Melon-Collie. Depression & Diet
Study after study affirms–we are what we eat. Diet plays a big role in depression and other forms of mental illness. Sadly, people want the easy shortcut of supplements instead of a diet of real, whole foods, or they refuse to give up the foods that are hurting them. Adding supplements to your unhealthy diet is not going to make the difference.
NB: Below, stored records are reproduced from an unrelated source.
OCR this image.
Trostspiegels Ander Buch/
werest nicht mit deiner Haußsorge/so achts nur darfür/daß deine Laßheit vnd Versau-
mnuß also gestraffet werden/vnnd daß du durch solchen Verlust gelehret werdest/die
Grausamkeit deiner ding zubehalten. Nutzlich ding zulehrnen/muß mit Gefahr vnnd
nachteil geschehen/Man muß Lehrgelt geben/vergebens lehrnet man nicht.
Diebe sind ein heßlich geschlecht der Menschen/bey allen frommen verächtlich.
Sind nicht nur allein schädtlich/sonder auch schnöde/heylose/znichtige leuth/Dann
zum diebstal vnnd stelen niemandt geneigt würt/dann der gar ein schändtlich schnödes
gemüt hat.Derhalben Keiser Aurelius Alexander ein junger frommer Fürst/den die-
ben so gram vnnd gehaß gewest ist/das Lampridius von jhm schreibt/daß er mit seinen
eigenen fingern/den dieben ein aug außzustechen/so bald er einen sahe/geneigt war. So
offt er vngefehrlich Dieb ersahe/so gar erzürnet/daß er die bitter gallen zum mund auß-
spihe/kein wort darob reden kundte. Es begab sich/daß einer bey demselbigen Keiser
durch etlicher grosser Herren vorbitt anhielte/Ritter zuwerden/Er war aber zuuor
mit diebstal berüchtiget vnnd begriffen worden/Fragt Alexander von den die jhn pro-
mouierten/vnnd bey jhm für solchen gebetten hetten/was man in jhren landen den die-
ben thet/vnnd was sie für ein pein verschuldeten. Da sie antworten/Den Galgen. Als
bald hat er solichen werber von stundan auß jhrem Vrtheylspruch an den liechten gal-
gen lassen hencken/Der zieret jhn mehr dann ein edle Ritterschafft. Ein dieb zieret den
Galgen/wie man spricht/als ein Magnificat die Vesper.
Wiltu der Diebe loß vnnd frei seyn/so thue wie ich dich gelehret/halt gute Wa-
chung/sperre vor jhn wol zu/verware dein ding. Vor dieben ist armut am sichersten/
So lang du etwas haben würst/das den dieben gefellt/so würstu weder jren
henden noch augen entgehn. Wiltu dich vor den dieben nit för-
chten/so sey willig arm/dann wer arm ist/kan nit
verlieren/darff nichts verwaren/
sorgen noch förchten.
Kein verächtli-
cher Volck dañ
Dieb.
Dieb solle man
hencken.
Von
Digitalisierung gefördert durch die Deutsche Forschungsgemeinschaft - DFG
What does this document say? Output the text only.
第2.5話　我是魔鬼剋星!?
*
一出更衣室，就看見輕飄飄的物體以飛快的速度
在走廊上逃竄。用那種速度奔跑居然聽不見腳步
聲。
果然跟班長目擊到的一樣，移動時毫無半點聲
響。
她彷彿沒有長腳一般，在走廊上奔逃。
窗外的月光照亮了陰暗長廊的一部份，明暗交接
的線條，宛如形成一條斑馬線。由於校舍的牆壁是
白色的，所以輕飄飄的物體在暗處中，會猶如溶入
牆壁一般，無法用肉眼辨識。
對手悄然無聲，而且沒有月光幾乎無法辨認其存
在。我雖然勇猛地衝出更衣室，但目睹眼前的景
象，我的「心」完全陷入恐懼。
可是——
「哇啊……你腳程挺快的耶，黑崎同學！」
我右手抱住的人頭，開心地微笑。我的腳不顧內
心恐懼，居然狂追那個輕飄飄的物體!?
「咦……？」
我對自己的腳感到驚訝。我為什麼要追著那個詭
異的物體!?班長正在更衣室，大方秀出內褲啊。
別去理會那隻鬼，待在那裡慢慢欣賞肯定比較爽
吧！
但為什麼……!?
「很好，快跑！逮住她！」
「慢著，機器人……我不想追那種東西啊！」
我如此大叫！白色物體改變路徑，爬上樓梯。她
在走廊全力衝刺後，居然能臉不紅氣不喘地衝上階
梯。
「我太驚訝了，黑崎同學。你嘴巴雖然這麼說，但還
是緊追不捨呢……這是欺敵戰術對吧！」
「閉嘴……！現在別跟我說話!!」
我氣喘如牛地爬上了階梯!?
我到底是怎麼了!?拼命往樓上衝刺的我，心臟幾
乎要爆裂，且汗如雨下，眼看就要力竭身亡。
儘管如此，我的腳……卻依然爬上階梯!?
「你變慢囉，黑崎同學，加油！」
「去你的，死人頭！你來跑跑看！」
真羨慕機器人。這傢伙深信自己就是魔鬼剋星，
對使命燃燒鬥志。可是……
You need LOTS of dark leafy greens (spinach, swiss chard, kale and all sort of greens) and cruciferous vegetables (broccoli, cauliflower, cabbage, brussels), bright colored berries, healthy fats like virgin olive oil (pour it on your veggies and you’ll get a lot more nutrients) and flaxseed oil and lots of fiber (which you can get from the above and add some sweet potatoes). Your meat and eggs, if you eat them? pastured organic. You want to avoid the nasty chemicals and stress hormones from animals that live in tortured conditions.
Just as important as what you eat? What you do NOT eat: sugar (that means: corn or agave syrup-both worse than table sugar-artificial sweeteners, honey, maple syrup, coconut sugar, etc), wheat, processed, packaged, or fast foods. These contribute to depression, dementia, autoimmune disease, heart disease, and digestive diseases.
Water. Your brain is 80% water. You need clean pure water, not from plastic bottles, and lots of it.
Unfortunately, often people come to me desperate for help and when I give evidence-based suggestions based on lifestyle changes, they refuse to give up processed foods, wheat/gluten, and sugar in order to feel better, instead relying on pharmaceuticals that make them sicker for temporary relief.
As evidence mounts that our SAD (Standard American Diet) and lack of exercise and sleep is the root of so much suffering, it is time to shift our thinking to creating wellness in our lives. Instead of thinking, I deserve these bagels, donuts, chemical-filled burgers and Subway sandwiches, I hope one day we can believe: I deserve to be well.
Of note in the research: women’s brains seem to need more antioxidants, especially vitamins A, C and E (which can all be found in the plant-based foods listed above), as well as the anti-inflammatory omega-3s found in fish, nuts and seeds (oils listed above).
Try making a small change every few days rather than try to change everything at once. I don’t want you to fail. Just add more greens to your diet at first. Resist that cookie. Drink a glass of water when you first wake up. Set small goals and meet them–reinforcing your success. You can get there!